Она вспомнила, как у нее упало сердце, когда утром, через три дня после их знакомства, двое рассыльных принесли ей ящик и визитную карточку: «Рафаэль Мартинес — доверенный тореро — Мануэль Сильвела, 6, Мадрид и Консепсьон, 21, Севилья». Типографский текст был небрежно зачеркнут чернилами и под ним написано: «Мануэль Кантеро». В ящике оказалась целая охапка роз и гвоздик, и Хосефа, старшая горничная, взяв цветы, испуганно улыбнулась: «Ох, сеньорита, наверно, от кавалеров», — а мать целый час выжидала случая, чтобы сказать ей: «Ради бога, девочка, поменьше подарков от тореро и поосторожнее со всем этим, каждый есть то, что он есть, и в нашем доме все должны Знать свое место, цветы же, прошу тебя, верни как можно скорее». Он в это время ехал на следующую корриду, потом на другую, потом на третью, четвертую и спал в машине, которую вел его подручный.

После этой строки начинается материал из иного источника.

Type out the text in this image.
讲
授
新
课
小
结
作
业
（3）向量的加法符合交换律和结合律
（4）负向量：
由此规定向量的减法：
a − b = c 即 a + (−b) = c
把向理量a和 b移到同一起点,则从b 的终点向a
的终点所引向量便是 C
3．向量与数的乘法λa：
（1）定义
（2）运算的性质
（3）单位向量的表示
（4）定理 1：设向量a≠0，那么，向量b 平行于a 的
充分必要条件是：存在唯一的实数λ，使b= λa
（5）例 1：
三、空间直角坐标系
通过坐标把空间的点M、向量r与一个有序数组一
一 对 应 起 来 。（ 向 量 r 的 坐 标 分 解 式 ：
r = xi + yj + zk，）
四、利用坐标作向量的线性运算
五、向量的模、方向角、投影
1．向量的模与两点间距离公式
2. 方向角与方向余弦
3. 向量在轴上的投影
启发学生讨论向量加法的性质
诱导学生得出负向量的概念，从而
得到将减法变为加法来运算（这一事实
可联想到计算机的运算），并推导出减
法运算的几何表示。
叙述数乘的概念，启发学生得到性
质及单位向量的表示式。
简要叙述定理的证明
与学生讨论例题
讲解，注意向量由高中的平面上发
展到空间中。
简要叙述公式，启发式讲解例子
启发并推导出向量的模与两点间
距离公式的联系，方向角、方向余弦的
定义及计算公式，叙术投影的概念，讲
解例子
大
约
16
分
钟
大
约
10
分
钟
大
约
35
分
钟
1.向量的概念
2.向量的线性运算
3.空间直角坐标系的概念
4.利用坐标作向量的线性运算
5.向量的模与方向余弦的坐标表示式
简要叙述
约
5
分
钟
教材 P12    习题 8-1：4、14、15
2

Арена в Витории была мокрая. Мануэль заметил, что стоящий у служебного входа Эчанис волнуется, но пытается казаться спокойным и, искоса поглядывая на Мануэля, как на равного, все же не может скрыть своего восторженного любопытства. В последнее время ни один тореро не смотрел на него так — похоже, что Эчанис нечасто читает газеты. Эчанис провел всего четыре корриды, он был посвящен всего три года назад и, кроме того, в последний раз в Мадриде выступил не очень удачно. Арена на площади в Витории была мокрая, но без луж. А хотя бы и с лужами — Мануэлю было все равно. Совершенно все равно, даже если бы лил настоящий ливень. Ему хотелось одного: лечь в постель, хоть несколько минут побыть одному, дать отдохнуть мышцам и немного подумать о ней. Костюм уже казался ему невыносимо тяжелым. Немного подумать о ней, лежа в постели. Как они будут переписываться? Ей домой писать нельзя. А ему, куда ему можно писать? Ведь пройдет полмесяца, месяц или даже полтора, прежде чем он попадет домой, а она в августе вместе с семьей уедет отдыхать, и не известно, на сколько. Дон Рафаэль как во время сезона, так и после, зимой, не позволял ему ничем заниматься. Да и сам Мануэль не представлял, как он может что‑нибудь сделать, чего‑нибудь добиться самостоятельно.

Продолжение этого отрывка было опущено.